Distances between different cell types

Dear Scanpy team,

I would like to ask you a question about computing the distances between different cell types. I would like to get the numerical estimate of how close cells of a particular type are to each other. For example, I have cells that come from different labs and would like to estimate the gene expression similarities between them for all genes, or at least for highly variable ones.
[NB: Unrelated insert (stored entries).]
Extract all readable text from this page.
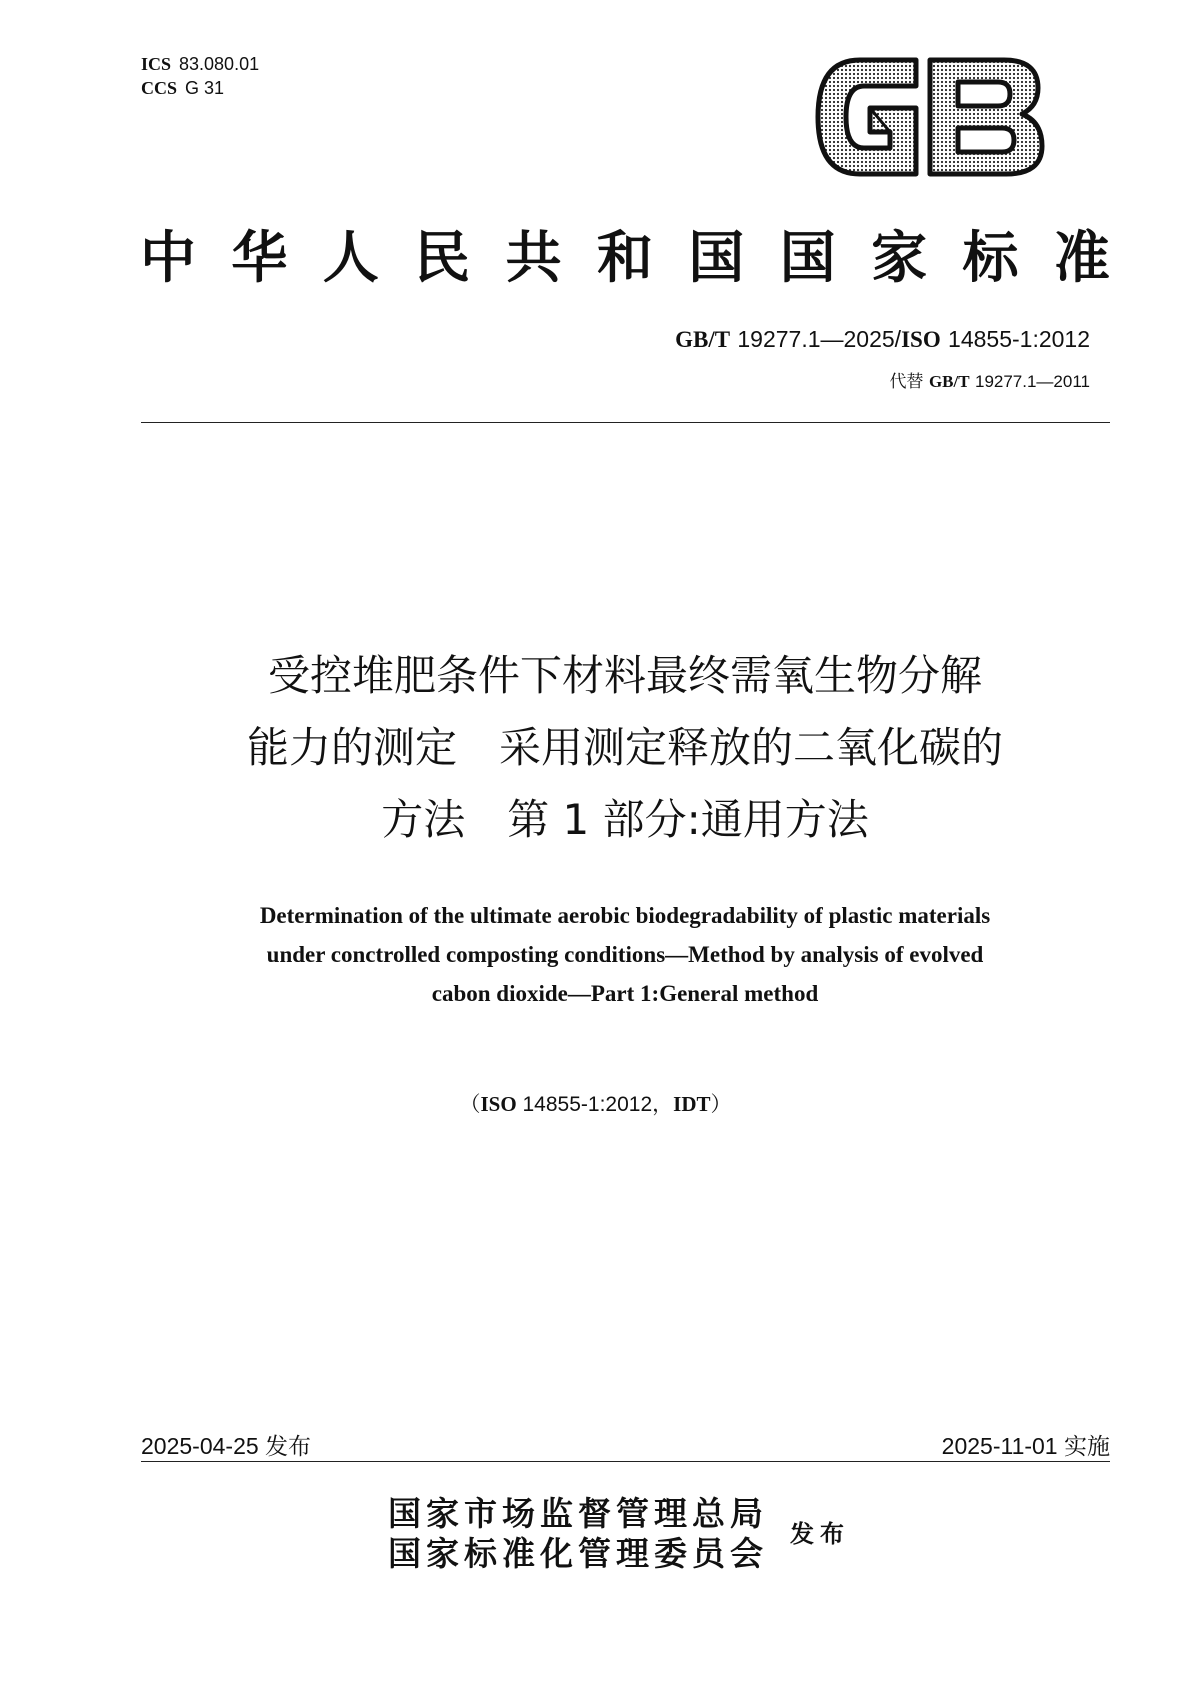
ICS 83.080.01
CCS G 31
中 华 人 民 共 和 国 国 家 标 准
GB/T 19277.1—2025/ISO 14855-1:2012
代替 GB/T 19277.1—2011
受控堆肥条件下材料最终需氧生物分解
能力的测定　采用测定释放的二氧化碳的
方法　第 1 部分:通用方法
Determination of the ultimate aerobic biodegradability of plastic materials
under conctrolled composting conditions—Method by analysis of evolved
cabon dioxide—Part 1:General method
（ISO 14855-1:2012，IDT）
2025-04-25 发布	2025-11-01 实施
国家市场监督管理总局
国家标准化管理委员会
发布
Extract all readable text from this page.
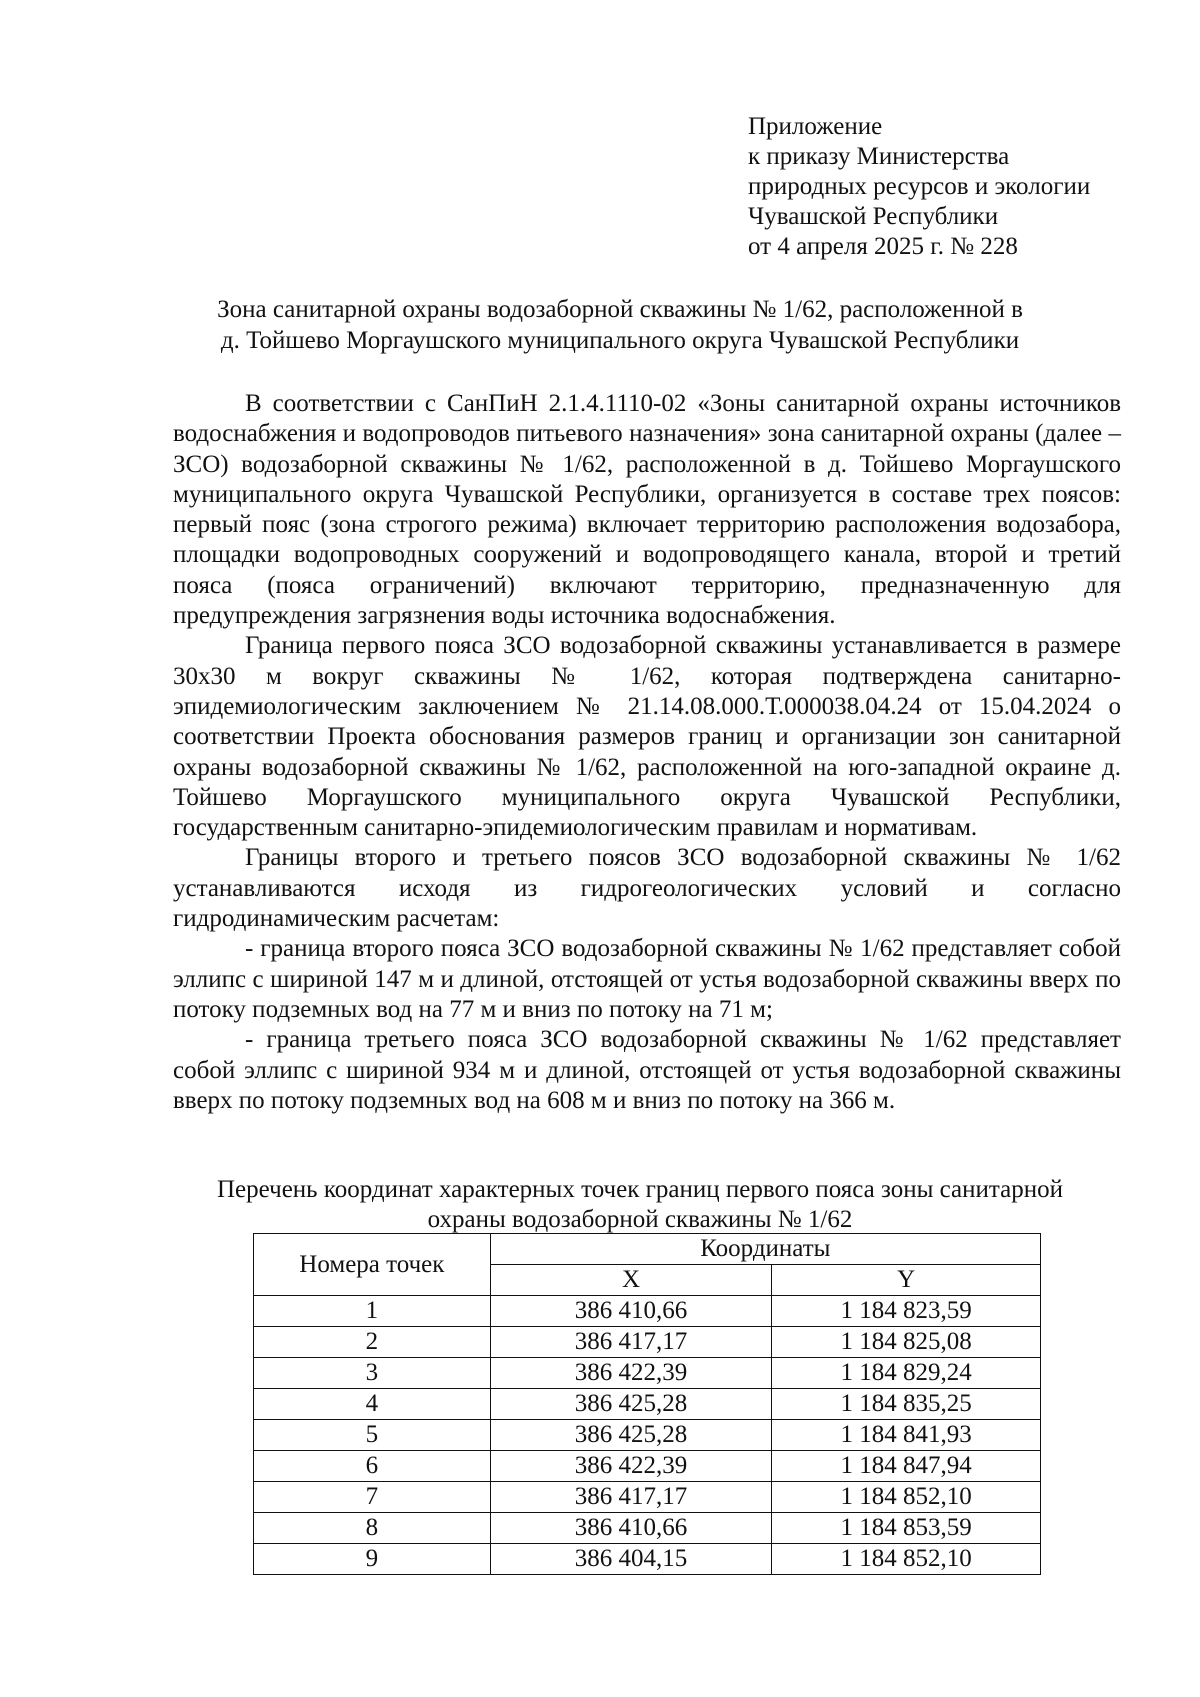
Приложение
к приказу Министерства
природных ресурсов и экологии
Чувашской Республики
от 4 апреля 2025 г. № 228
Зона санитарной охраны водозаборной скважины № 1/62, расположенной в
д. Тойшево Моргаушского муниципального округа Чувашской Республики

В соответствии с СанПиН 2.1.4.1110-02 «Зоны санитарной охраны источников водоснабжения и водопроводов питьевого назначения» зона санитарной охраны (далее – ЗСО) водозаборной скважины № 1/62, расположенной в д. Тойшево Моргаушского муниципального округа Чувашской Республики, организуется в составе трех поясов: первый пояс (зона строгого режима) включает территорию расположения водозабора, площадки водопроводных сооружений и водопроводящего канала, второй и третий пояса (пояса ограничений) включают территорию, предназначенную для предупреждения загрязнения воды источника водоснабжения.

Граница первого пояса ЗСО водозаборной скважины устанавливается в размере 30х30 м вокруг скважины № 1/62, которая подтверждена санитарно-эпидемиологическим заключением № 21.14.08.000.Т.000038.04.24 от 15.04.2024 о соответствии Проекта обоснования размеров границ и организации зон санитарной охраны водозаборной скважины № 1/62, расположенной на юго-западной окраине д. Тойшево Моргаушского муниципального округа Чувашской Республики, государственным санитарно-эпидемиологическим правилам и нормативам.

Границы второго и третьего поясов ЗСО водозаборной скважины № 1/62 устанавливаются исходя из гидрогеологических условий и согласно гидродинамическим расчетам:

- граница второго пояса ЗСО водозаборной скважины № 1/62 представляет собой эллипс с шириной 147 м и длиной, отстоящей от устья водозаборной скважины вверх по потоку подземных вод на 77 м и вниз по потоку на 71 м;

- граница третьего пояса ЗСО водозаборной скважины № 1/62 представляет собой эллипс с шириной 934 м и длиной, отстоящей от устья водозаборной скважины вверх по потоку подземных вод на 608 м и вниз по потоку на 366 м.

Перечень координат характерных точек границ первого пояса зоны санитарной
охраны водозаборной скважины № 1/62
Номера точек	Координаты	
	X	Y
1	386 410,66	1 184 823,59
2	386 417,17	1 184 825,08
3	386 422,39	1 184 829,24
4	386 425,28	1 184 835,25
5	386 425,28	1 184 841,93
6	386 422,39	1 184 847,94
7	386 417,17	1 184 852,10
8	386 410,66	1 184 853,59
9	386 404,15	1 184 852,10
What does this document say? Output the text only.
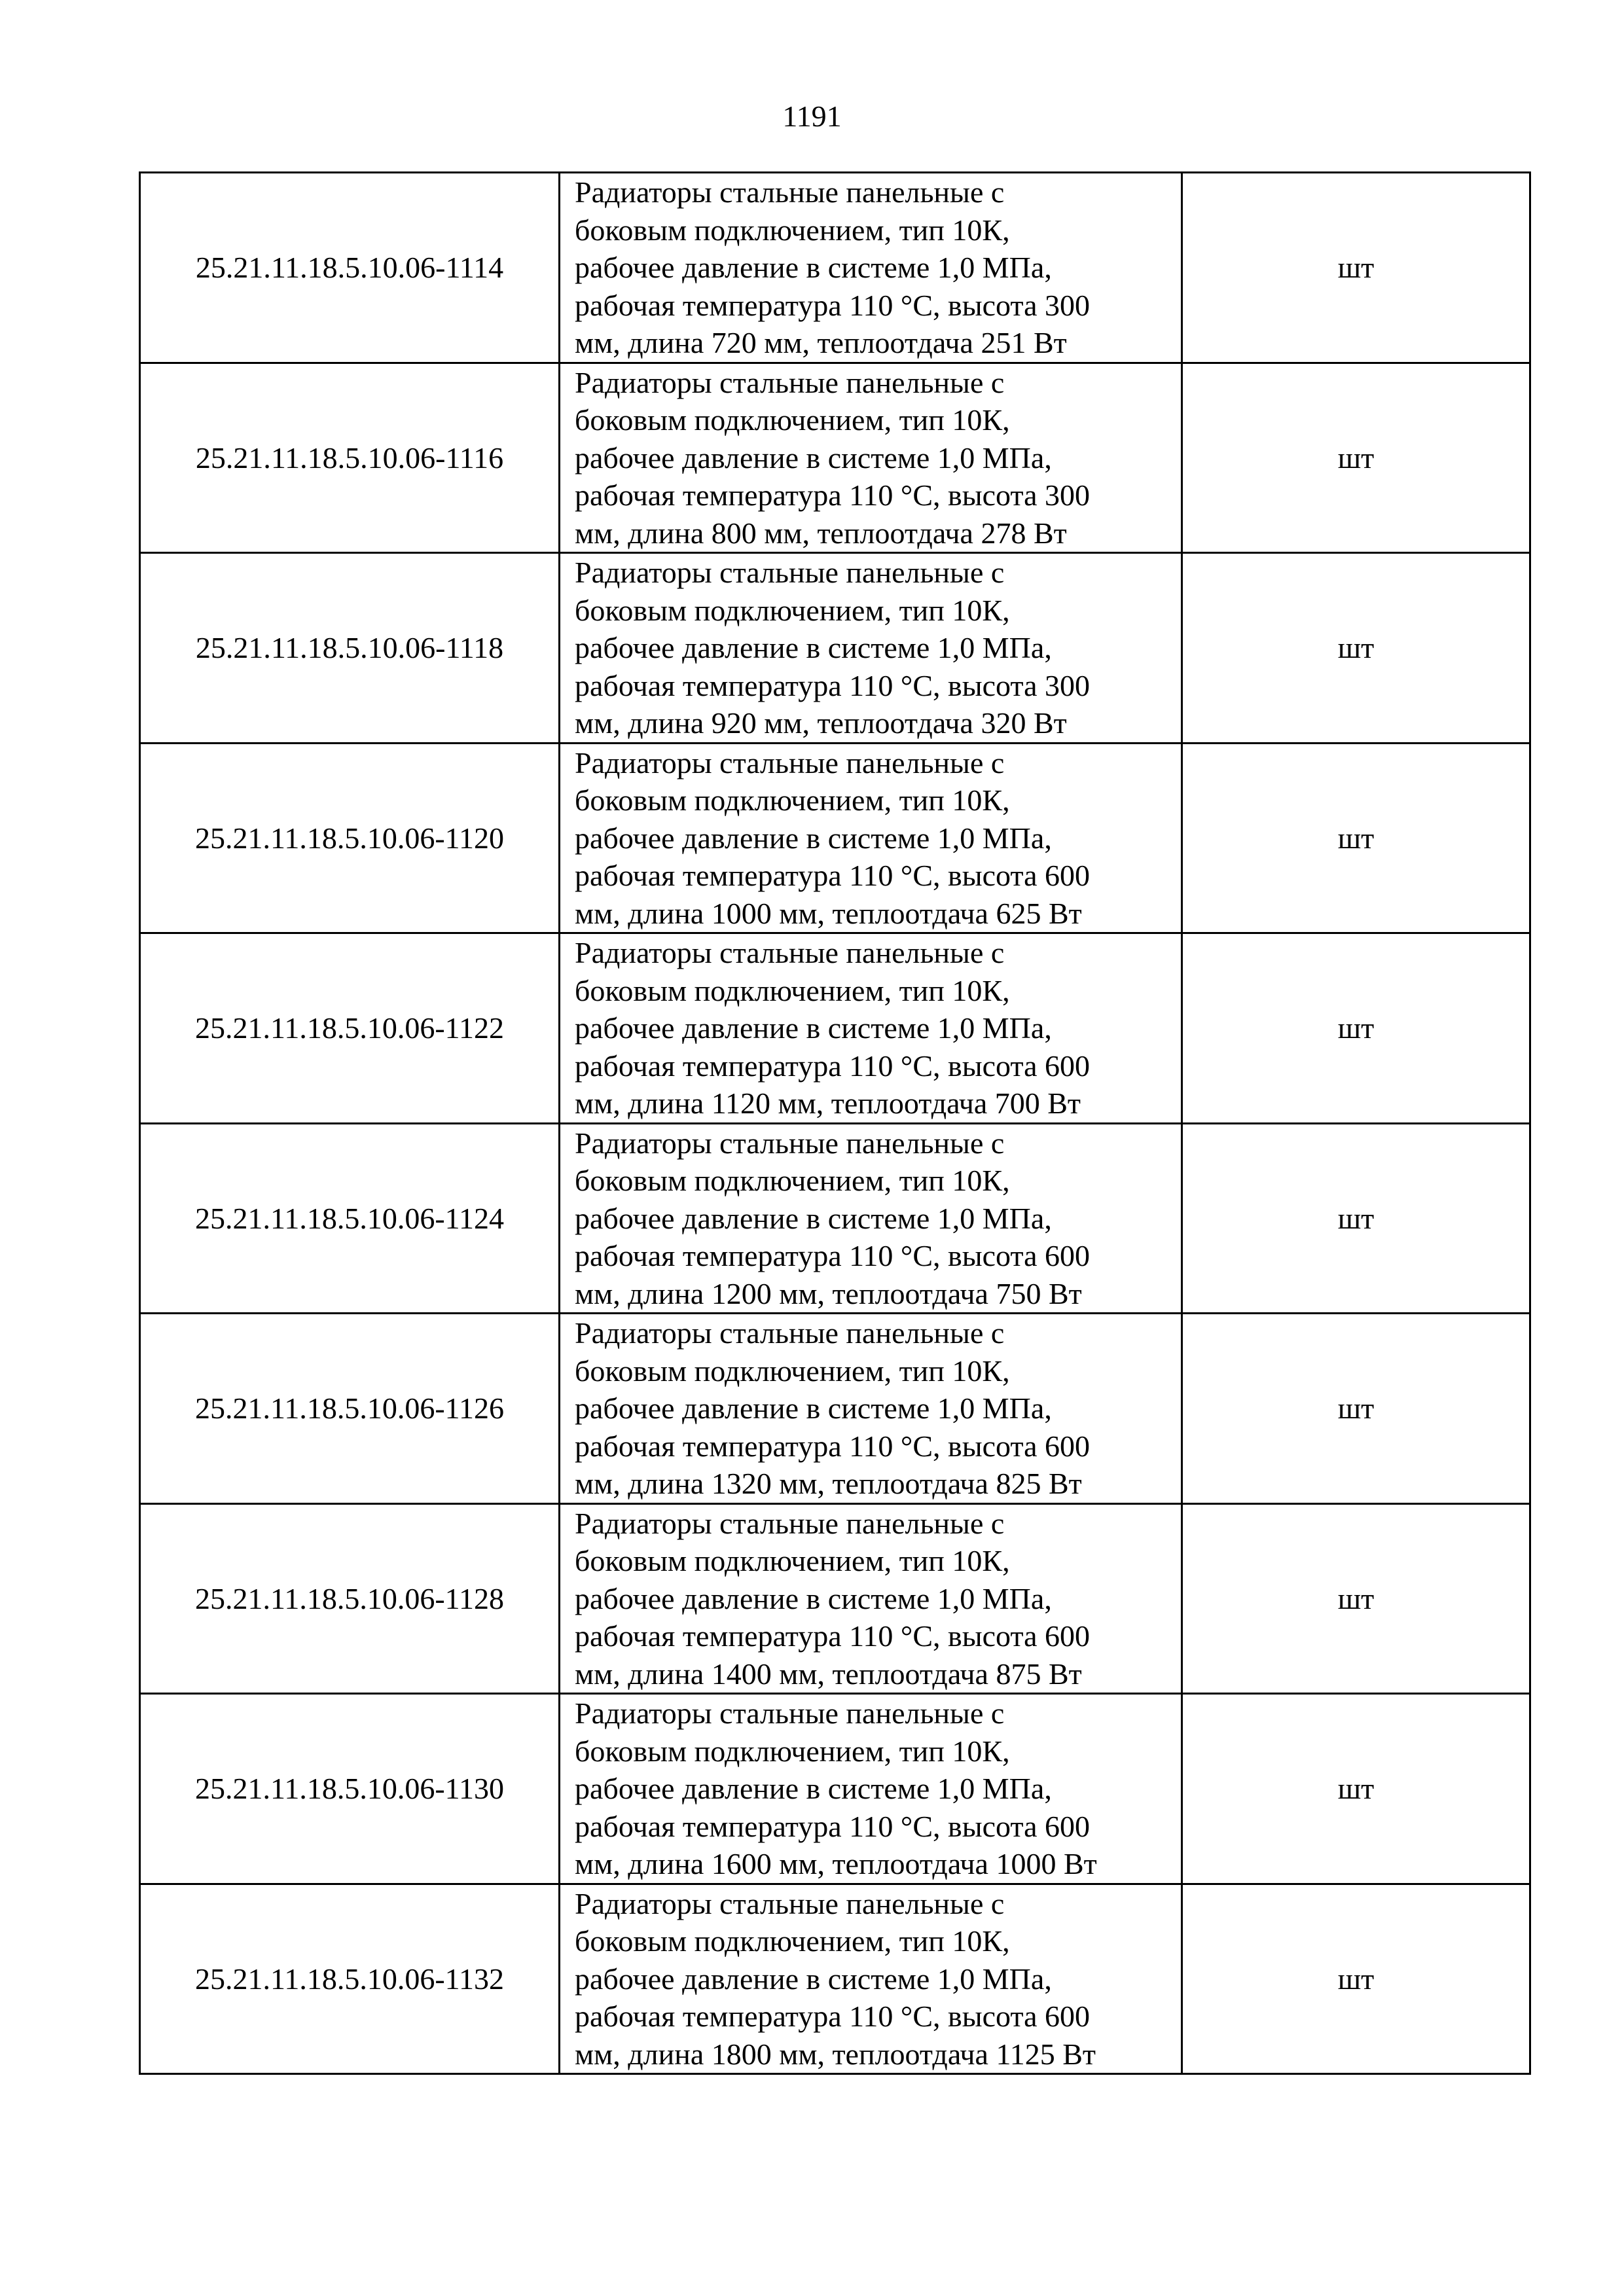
1191
25.21.11.18.5.10.06-1114	Радиаторы стальные панельные с
боковым подключением, тип 10К,
рабочее давление в системе 1,0 МПа,
рабочая температура 110 °С, высота 300
мм, длина 720 мм, теплоотдача 251 Вт	шт
25.21.11.18.5.10.06-1116	Радиаторы стальные панельные с
боковым подключением, тип 10К,
рабочее давление в системе 1,0 МПа,
рабочая температура 110 °С, высота 300
мм, длина 800 мм, теплоотдача 278 Вт	шт
25.21.11.18.5.10.06-1118	Радиаторы стальные панельные с
боковым подключением, тип 10К,
рабочее давление в системе 1,0 МПа,
рабочая температура 110 °С, высота 300
мм, длина 920 мм, теплоотдача 320 Вт	шт
25.21.11.18.5.10.06-1120	Радиаторы стальные панельные с
боковым подключением, тип 10К,
рабочее давление в системе 1,0 МПа,
рабочая температура 110 °С, высота 600
мм, длина 1000 мм, теплоотдача 625 Вт	шт
25.21.11.18.5.10.06-1122	Радиаторы стальные панельные с
боковым подключением, тип 10К,
рабочее давление в системе 1,0 МПа,
рабочая температура 110 °С, высота 600
мм, длина 1120 мм, теплоотдача 700 Вт	шт
25.21.11.18.5.10.06-1124	Радиаторы стальные панельные с
боковым подключением, тип 10К,
рабочее давление в системе 1,0 МПа,
рабочая температура 110 °С, высота 600
мм, длина 1200 мм, теплоотдача 750 Вт	шт
25.21.11.18.5.10.06-1126	Радиаторы стальные панельные с
боковым подключением, тип 10К,
рабочее давление в системе 1,0 МПа,
рабочая температура 110 °С, высота 600
мм, длина 1320 мм, теплоотдача 825 Вт	шт
25.21.11.18.5.10.06-1128	Радиаторы стальные панельные с
боковым подключением, тип 10К,
рабочее давление в системе 1,0 МПа,
рабочая температура 110 °С, высота 600
мм, длина 1400 мм, теплоотдача 875 Вт	шт
25.21.11.18.5.10.06-1130	Радиаторы стальные панельные с
боковым подключением, тип 10К,
рабочее давление в системе 1,0 МПа,
рабочая температура 110 °С, высота 600
мм, длина 1600 мм, теплоотдача 1000 Вт	шт
25.21.11.18.5.10.06-1132	Радиаторы стальные панельные с
боковым подключением, тип 10К,
рабочее давление в системе 1,0 МПа,
рабочая температура 110 °С, высота 600
мм, длина 1800 мм, теплоотдача 1125 Вт	шт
One solution could be to compute the dim. reduced representation of data and then compute the distances.

import scanpy as sc

normalize the data

adata.layers[“counts”] = adata.X.copy() # preserve the counts
sc.pp.normalize_total(adata, target_sum=1e4, exclude_highly_expressed=True)

scale the data

sc.pp.scale(adata, max_value=10)

freeze raw counts

adata.raw = adata #freeze the state in .raw

highly variable genes selection

sc.pp.highly_variable_genes(adata, n_top_genes=2000, subset=False, layer=“counts”, flavor=“seurat_v3”)

sc.tl.pca(adata, svd_solver=‘arpack’,n_comps=100)

neighbours graph

sc.pp.neighbors(adata, n_pcs=100)

compute UMAP


My question is, how could I compute the median distance between cells that have different observations. For example, I have cells with obs[‘cell_type’]==‘type_1’ and obs[‘cell_type’]==‘type_2’. How could I compare the distance between type_1 and type_2 cells?


You could consider using PAGA connectivities for this analysis. PAGA evaluates how much more connected two clusters are than expected at random. Distances on low dimensional embeddings can be difficult to interpret, however as PAGA uses the kNN graph directly, this might be a better representation.